Federal, state, local, and tribal legislatures must pass legislation specifying that neither non-violent sexual advances by actual or perceived LGBTQ+ people nor the discovery of a person’s actual or perceived LGBTQ+ identity is adequate provocation or justification for violent crimes – including both murder and assault. While several states have made tremendous progress through such legislation, the LGBTQ+ “panic” defense is still viable in most states and in federal courts. At the minimum, courts should instruct juries to make decisions without bias or prejudice to ensure that the LGBTQ+ “panic” defense is not seen as a valid excuse for violence. Additionally, local governments should educate courts, prosecutors, defense counsel, and the public about the devastating personal and legal consequences of the LGBTQ+ “panic” defense.
Notably, in 2013, at the urging of the LGBTQ+ Bar, the American Bar Association passed a resolution urging legislative action against the LGBTQ+ “panic” defense. Jury instructions and education are often not enough to ensure that individuals are not swayed by discriminatory appeals – that is why the LGBTQ+ Bar continues to strongly advocate for clear, bold, and expansive legislation that will protect the dignity of LGBTQ+ victims of violent crimes.

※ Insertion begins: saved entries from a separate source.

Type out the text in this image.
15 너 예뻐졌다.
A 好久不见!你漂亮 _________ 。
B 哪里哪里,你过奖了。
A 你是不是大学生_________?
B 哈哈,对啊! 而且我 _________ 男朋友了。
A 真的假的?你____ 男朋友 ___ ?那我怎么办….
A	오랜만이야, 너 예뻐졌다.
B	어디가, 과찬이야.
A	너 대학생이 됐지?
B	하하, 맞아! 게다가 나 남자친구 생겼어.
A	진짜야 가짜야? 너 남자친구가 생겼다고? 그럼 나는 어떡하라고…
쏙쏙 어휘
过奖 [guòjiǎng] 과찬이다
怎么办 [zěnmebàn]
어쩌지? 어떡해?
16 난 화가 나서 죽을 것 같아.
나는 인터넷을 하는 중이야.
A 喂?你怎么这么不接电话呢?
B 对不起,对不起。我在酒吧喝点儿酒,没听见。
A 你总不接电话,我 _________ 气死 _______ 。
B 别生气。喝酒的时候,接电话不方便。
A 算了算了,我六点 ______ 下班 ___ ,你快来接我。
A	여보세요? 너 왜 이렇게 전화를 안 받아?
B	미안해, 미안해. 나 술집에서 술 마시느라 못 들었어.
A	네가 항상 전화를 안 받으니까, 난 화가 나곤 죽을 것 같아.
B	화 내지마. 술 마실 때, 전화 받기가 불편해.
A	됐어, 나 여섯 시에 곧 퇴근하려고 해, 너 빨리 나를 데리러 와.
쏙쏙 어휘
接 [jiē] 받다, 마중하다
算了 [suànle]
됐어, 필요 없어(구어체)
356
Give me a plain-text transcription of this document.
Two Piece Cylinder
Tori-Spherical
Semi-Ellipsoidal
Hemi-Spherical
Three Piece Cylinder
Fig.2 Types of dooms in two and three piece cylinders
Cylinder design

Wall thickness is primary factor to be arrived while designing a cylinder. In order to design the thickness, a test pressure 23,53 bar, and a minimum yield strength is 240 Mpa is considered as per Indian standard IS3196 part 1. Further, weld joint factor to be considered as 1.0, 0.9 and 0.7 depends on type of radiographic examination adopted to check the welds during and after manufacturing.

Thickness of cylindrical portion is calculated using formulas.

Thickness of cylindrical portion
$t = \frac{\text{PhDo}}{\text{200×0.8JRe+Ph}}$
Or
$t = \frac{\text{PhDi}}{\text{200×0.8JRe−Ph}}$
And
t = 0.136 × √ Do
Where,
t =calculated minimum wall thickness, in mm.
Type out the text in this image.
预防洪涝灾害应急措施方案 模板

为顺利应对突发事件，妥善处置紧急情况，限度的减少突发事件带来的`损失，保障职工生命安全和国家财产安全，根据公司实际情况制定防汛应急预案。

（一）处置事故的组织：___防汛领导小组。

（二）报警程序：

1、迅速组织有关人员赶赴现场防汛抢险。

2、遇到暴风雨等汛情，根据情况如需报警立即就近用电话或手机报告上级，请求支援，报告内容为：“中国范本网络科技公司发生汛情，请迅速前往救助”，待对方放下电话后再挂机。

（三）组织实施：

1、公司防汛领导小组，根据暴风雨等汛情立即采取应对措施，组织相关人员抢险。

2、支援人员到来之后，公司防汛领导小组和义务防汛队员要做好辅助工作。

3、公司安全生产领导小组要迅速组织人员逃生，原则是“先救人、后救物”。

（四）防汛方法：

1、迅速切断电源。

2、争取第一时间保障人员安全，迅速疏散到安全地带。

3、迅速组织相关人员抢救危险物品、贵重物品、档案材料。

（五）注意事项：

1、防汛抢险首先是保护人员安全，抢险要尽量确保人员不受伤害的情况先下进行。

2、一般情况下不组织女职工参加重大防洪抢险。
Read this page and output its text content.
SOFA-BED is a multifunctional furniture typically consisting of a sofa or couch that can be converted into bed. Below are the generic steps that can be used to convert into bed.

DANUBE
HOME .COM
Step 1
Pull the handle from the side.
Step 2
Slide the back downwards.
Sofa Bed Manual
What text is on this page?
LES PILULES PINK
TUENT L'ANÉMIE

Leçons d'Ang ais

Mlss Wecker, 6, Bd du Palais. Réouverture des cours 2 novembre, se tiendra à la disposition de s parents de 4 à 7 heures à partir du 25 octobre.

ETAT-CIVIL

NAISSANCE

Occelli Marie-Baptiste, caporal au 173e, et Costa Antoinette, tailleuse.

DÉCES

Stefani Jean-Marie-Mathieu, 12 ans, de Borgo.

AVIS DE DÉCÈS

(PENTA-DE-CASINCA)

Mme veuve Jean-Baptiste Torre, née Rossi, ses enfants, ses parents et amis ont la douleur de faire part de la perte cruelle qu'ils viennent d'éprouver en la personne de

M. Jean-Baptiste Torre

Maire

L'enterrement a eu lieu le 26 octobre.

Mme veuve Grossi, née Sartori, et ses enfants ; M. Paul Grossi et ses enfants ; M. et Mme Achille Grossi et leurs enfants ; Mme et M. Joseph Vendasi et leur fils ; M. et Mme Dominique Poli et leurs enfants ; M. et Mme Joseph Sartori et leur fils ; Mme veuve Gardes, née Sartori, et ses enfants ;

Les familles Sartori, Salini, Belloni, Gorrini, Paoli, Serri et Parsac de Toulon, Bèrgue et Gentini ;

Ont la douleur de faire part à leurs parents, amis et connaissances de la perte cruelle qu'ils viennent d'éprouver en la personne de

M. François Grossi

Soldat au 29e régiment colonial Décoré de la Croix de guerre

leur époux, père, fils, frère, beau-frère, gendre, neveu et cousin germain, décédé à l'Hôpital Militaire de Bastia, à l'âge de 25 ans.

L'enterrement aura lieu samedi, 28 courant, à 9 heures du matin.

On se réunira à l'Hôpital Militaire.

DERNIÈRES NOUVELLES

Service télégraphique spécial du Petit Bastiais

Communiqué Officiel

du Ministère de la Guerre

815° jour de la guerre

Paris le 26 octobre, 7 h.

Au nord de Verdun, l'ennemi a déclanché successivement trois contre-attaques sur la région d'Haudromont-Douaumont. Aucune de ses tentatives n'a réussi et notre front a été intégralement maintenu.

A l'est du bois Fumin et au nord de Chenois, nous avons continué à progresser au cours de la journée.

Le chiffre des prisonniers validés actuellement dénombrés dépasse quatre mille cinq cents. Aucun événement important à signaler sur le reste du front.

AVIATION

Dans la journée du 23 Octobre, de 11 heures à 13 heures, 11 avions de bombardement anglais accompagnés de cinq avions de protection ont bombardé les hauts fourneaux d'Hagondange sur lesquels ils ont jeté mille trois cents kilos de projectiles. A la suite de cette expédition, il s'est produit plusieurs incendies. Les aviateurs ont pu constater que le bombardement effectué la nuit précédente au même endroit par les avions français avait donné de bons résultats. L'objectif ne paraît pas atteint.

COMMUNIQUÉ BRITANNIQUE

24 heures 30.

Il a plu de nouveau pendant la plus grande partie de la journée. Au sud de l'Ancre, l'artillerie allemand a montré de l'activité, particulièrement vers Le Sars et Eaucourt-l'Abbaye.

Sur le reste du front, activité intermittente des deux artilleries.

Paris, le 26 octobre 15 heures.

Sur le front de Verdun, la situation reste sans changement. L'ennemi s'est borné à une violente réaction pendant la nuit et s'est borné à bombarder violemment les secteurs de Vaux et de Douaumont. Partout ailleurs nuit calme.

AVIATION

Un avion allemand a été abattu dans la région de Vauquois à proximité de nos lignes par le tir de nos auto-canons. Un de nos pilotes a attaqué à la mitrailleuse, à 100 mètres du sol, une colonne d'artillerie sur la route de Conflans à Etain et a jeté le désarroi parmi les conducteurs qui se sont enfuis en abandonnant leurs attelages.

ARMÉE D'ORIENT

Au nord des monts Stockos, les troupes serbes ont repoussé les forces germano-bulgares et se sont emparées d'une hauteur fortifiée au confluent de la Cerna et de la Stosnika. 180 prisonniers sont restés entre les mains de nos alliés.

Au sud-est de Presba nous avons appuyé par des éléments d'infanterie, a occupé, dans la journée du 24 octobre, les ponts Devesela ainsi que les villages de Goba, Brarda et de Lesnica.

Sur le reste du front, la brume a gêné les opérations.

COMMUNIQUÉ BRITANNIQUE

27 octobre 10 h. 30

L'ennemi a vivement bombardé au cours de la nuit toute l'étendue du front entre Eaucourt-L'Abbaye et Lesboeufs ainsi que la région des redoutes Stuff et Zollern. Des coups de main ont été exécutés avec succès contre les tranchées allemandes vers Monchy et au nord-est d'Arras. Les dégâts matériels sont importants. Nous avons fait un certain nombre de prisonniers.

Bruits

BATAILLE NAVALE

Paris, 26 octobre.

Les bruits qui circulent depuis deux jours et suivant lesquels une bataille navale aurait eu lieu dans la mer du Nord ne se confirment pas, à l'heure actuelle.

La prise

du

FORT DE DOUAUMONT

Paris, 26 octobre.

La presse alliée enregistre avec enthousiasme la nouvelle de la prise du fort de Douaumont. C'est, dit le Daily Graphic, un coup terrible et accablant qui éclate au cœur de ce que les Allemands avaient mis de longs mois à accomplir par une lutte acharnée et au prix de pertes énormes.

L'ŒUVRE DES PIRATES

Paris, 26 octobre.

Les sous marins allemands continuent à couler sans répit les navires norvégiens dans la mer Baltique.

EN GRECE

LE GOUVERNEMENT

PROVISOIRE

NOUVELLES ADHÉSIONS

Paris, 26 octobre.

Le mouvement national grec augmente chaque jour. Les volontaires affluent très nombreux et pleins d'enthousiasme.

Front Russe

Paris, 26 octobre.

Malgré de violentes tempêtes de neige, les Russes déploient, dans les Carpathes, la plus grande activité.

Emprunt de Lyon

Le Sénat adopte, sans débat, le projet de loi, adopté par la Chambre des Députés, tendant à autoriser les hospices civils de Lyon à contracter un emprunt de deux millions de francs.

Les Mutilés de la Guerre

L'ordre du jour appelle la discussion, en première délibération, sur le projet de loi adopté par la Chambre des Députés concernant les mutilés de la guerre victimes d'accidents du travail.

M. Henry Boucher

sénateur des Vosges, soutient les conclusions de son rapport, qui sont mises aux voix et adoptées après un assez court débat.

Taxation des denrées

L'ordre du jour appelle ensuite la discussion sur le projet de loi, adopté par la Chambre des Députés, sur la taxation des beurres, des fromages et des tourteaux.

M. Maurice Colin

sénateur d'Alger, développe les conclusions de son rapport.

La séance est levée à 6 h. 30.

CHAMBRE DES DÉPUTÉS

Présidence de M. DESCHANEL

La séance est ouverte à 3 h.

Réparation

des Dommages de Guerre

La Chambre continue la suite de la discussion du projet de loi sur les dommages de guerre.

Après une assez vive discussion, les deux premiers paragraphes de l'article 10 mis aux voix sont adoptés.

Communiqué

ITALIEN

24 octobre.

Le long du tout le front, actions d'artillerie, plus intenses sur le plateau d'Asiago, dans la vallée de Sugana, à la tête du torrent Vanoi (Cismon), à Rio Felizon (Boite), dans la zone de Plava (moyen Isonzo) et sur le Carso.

The LGBTQ+ “panic” defense is banned in the following jurisdictions:
- California – 2006, 2014
- Illinois – 2017
- Rhode Island – 2018
- Connecticut – 2019
- Hawaii – 2019
- Maine – 2019
- Nevada – 2019
- New York – 2019
- District of Columbia – 2020
- Colorado – 2020
- New Jersey – 2020
- Washington – 2020
- Maryland – 2021
- Oregon – 2021
- Vermont – 2021
- Virginia – 2021
- New Mexico – 2022
- New Hampshire – 2023
- Delaware – 2023
- Minnesota – 2024
- Michigan –2024
Legislation that would ban the LGBTQ+ “panic” defense has been introduced in:
- Arizona (failed) – 2024
- Arkansas (failed) – 2023
- Florida (failed) – 2023
- Iowa (failed) – 2023
- Montana (failed) – 2023
- Pennsylvania (pending) – 2023
- Wisconsin (failed) – 2023
- Georgia (failed) – 2022
- Massachusetts (failed) – 2021
- Nebraska (failed) – 2021
- North Carolina (failed) – 2021
- Texas (failed) – 2020
In July of 2023, The LGBTQ+ Panic Defense Prohibition Act of 2023 was introduced by Senator Markey (D-MA) in the United States Senate and by Congressman Pappas (D-NH) in the United States House of Representatives.